The unmanned X-37B, which resembles a miniature space shuttle, rattled central Florida with a sonic boom as it touched down at 7:47 am local time on a runway formerly used for landings of the now-mothballed space shuttles.
The Boeing-built space plane blasted off in May 2015 from the nearby Cape Canaveral Air Force Station aboard an Atlas 5 rocket built by United Launch Alliance, a partnership between Lockheed Martin Corp and Boeing Co.
The X-37B, one of two in the Air Force fleet, conducted unspecified experiments for more than 700 days in orbit. It was the fourth and lengthiest mission so far for the secretive programme, managed by the Air Force Rapid Capabilities Office.
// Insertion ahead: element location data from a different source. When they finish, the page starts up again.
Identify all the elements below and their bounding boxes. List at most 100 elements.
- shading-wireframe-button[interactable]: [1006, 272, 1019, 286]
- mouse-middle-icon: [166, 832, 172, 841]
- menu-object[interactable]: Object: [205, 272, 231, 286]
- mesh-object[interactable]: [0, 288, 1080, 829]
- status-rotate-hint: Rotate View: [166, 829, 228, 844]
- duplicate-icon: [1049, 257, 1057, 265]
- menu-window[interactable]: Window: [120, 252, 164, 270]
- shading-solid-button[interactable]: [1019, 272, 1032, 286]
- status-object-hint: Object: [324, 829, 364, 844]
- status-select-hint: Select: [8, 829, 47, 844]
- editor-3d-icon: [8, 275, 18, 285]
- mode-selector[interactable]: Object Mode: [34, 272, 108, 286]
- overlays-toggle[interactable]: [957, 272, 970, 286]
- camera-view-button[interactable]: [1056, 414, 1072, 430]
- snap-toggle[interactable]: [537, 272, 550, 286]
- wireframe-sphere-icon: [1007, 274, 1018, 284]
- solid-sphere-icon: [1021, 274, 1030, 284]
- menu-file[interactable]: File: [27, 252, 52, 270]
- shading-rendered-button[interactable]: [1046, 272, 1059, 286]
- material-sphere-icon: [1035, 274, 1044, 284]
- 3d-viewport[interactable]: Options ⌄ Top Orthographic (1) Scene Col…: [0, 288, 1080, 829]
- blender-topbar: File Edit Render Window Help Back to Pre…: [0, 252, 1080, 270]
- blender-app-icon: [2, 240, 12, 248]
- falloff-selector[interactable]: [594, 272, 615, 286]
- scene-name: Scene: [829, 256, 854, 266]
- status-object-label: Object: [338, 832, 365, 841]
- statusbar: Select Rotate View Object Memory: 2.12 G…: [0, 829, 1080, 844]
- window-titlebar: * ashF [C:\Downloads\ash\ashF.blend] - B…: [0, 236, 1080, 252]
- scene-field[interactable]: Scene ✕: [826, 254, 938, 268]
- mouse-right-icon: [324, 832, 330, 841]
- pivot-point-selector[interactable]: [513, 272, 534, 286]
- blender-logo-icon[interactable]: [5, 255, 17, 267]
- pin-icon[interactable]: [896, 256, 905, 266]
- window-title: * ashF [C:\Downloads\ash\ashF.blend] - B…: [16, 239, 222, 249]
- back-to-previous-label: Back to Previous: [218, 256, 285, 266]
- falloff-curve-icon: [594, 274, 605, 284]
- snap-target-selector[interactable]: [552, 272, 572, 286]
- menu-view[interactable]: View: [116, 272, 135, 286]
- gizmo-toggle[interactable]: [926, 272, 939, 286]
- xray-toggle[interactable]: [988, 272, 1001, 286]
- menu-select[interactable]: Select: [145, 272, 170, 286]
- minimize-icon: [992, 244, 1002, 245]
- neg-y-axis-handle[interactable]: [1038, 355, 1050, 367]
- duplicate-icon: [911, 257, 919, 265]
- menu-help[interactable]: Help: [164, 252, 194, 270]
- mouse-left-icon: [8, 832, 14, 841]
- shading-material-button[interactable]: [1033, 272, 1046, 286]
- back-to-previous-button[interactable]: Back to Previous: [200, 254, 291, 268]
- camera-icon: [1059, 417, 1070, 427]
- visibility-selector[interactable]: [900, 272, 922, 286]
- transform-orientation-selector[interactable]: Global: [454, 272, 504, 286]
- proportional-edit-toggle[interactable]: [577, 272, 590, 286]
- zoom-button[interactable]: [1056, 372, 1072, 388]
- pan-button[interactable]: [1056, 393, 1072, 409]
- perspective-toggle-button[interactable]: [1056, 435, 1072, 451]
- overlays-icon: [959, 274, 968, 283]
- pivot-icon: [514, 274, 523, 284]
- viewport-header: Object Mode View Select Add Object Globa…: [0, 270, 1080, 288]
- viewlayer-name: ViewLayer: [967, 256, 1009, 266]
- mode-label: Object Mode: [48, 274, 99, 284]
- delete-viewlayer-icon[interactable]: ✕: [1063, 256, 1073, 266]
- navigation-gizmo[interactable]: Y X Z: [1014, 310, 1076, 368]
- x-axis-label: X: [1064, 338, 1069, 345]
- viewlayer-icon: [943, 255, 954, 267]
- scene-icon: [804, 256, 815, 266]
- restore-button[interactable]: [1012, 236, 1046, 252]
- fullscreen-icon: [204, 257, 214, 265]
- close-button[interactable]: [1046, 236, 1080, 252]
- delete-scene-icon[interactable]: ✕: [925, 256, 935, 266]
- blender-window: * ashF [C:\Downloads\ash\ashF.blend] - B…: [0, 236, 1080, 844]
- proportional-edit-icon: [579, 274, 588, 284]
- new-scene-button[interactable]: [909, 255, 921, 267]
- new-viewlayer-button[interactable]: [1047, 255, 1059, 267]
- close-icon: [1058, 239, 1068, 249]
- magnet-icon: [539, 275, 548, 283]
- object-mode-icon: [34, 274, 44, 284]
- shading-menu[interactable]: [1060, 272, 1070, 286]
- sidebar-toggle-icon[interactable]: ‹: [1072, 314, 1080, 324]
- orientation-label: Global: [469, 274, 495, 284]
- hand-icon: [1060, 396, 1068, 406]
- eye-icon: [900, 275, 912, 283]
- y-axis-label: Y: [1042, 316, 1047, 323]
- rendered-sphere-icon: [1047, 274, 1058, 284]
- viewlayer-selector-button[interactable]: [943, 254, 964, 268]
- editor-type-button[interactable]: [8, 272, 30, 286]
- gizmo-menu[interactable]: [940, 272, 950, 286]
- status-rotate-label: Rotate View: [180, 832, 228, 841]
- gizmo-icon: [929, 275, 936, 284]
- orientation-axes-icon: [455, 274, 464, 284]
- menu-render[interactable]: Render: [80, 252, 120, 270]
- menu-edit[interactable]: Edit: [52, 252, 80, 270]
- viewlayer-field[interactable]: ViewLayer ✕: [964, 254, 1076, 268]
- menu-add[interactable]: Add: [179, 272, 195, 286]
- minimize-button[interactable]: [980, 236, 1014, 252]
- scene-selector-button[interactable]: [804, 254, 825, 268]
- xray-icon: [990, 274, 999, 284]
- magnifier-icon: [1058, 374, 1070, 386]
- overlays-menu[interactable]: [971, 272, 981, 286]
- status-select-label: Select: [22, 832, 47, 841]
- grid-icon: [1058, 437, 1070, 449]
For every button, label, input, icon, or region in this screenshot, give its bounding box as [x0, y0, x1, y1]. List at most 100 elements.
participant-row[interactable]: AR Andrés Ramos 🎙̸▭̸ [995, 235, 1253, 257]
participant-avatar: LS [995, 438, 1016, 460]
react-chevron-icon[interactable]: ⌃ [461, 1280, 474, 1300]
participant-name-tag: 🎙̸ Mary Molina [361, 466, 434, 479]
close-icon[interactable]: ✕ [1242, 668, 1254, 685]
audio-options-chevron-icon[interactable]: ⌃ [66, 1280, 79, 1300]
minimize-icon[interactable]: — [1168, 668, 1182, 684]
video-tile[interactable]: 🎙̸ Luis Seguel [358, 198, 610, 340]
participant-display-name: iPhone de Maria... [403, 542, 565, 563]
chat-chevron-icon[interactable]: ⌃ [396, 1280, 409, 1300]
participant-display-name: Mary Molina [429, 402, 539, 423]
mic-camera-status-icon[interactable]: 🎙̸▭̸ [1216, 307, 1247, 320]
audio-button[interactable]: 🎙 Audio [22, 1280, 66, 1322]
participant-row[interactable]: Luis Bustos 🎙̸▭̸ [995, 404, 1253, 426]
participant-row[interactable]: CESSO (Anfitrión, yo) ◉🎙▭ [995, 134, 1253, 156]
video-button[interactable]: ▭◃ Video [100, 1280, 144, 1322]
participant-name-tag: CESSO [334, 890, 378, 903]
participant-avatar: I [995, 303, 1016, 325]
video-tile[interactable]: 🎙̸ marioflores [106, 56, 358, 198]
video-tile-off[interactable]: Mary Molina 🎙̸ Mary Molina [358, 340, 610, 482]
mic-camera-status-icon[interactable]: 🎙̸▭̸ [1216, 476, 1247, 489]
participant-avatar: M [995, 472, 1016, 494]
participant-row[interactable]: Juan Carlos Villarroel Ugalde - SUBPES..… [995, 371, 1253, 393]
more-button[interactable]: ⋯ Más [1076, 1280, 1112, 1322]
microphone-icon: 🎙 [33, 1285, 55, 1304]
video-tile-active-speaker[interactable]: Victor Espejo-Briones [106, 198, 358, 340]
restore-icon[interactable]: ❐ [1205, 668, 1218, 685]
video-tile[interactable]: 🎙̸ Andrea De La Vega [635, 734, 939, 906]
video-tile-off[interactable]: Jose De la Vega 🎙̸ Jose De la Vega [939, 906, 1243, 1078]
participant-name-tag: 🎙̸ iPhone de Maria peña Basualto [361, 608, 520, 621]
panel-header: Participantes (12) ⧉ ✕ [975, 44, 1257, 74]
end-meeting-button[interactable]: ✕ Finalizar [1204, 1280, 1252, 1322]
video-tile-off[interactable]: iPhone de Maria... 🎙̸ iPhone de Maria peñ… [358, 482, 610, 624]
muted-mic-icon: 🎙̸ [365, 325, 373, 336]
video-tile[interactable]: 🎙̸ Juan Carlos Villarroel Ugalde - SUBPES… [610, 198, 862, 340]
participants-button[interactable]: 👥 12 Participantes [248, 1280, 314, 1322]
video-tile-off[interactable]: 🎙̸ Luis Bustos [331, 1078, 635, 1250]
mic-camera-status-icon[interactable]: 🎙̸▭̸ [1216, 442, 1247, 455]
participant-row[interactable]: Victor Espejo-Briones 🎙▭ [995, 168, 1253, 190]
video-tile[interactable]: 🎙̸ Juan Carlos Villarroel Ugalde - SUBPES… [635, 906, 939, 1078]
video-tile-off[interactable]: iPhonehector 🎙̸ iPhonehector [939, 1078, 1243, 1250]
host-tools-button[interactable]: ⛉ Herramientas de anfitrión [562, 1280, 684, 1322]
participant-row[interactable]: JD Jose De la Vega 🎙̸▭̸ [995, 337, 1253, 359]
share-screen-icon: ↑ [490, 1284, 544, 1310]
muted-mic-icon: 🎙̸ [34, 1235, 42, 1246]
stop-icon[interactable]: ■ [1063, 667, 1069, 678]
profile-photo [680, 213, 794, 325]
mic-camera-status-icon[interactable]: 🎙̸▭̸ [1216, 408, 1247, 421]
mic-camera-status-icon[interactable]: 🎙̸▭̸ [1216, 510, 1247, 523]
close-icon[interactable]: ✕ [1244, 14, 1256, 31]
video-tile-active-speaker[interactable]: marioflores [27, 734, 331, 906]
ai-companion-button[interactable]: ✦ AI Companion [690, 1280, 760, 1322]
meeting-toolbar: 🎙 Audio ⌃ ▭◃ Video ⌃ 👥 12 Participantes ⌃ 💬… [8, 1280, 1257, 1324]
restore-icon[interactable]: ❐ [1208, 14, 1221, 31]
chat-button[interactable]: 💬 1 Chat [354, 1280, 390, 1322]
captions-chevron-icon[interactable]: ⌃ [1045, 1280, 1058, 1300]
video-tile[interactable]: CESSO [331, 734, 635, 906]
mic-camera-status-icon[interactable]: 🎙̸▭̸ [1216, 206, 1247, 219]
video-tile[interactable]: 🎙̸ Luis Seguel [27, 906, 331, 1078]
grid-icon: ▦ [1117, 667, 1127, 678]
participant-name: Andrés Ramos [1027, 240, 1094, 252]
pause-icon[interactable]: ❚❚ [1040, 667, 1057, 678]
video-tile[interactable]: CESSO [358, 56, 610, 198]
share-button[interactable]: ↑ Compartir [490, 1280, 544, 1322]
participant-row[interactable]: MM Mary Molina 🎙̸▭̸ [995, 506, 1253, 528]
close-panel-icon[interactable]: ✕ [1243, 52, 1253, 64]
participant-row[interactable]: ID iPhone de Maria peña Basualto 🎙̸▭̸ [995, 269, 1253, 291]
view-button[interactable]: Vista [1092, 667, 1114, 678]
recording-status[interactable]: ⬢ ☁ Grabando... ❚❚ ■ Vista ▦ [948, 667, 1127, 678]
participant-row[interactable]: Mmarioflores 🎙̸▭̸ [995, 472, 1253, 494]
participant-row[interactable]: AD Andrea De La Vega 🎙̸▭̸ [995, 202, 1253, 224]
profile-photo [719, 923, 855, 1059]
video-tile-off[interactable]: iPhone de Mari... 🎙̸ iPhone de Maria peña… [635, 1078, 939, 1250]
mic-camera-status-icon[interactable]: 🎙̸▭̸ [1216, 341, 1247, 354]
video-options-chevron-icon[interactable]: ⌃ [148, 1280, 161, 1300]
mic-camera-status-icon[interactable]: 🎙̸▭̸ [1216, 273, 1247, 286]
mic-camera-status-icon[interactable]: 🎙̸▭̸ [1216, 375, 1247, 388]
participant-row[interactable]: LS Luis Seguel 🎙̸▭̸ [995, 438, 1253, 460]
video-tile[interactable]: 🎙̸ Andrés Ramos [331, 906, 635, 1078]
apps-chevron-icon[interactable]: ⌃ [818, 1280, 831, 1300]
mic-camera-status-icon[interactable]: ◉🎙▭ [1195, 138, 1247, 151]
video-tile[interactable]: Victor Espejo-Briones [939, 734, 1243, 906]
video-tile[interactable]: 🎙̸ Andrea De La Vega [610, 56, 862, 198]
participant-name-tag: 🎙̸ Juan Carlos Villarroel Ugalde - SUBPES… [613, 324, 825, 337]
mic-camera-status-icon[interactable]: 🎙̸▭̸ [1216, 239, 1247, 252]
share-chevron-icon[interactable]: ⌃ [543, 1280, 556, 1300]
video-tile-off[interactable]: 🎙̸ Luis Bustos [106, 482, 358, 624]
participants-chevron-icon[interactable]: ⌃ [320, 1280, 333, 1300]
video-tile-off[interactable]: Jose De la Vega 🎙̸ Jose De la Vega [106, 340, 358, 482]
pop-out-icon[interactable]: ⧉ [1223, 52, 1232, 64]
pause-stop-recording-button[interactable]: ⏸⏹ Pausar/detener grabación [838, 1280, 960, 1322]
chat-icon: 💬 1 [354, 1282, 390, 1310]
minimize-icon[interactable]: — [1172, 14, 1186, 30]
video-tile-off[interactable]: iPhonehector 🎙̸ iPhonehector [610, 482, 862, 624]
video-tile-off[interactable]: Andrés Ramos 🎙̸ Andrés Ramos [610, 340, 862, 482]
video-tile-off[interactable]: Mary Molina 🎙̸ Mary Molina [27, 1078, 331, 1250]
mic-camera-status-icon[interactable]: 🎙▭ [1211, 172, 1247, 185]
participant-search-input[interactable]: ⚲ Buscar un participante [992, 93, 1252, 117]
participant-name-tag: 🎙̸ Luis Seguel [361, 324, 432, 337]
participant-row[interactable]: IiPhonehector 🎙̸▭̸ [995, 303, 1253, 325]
The orbiters ''perform risk reduction, experimentation and concept-of-operations development for reusable space vehicle technologies'', the Air Force said in an email without providing details. The cost of the programme is also classified.
The Secure World Foundation, a nonprofit group promoting the peaceful exploration of space, says the secrecy surrounding the X-37B suggests the presence of intelligence-related hardware being tested or evaluated aboard the craft.
The vehicles are 29 feet long and have a wingspan of 15 feet, making them about a quarter of the size of the National Aeronautics and Space Administration's now-retired space shuttles.
The X-37B, also known as Orbital Test Vehicle or OTV, first took off in April 2010 and returned after eight months. A second mission launched in March 2011 and lasted 15 months, while a third took flight in December 2012 and returned after 22 months.
Sunday's landing was the X-37B's first in Florida. The three previous landings took place at Vandenberg Air Force Base in California. The Air Force relocated the programme in 2014, taking over two of NASA's former shuttle-processing hangars.
The Air Force intends to launch the fifth X-37B mission from Cape Canaveral Air Force Station, located just south of the Kennedy Space Center, later this year.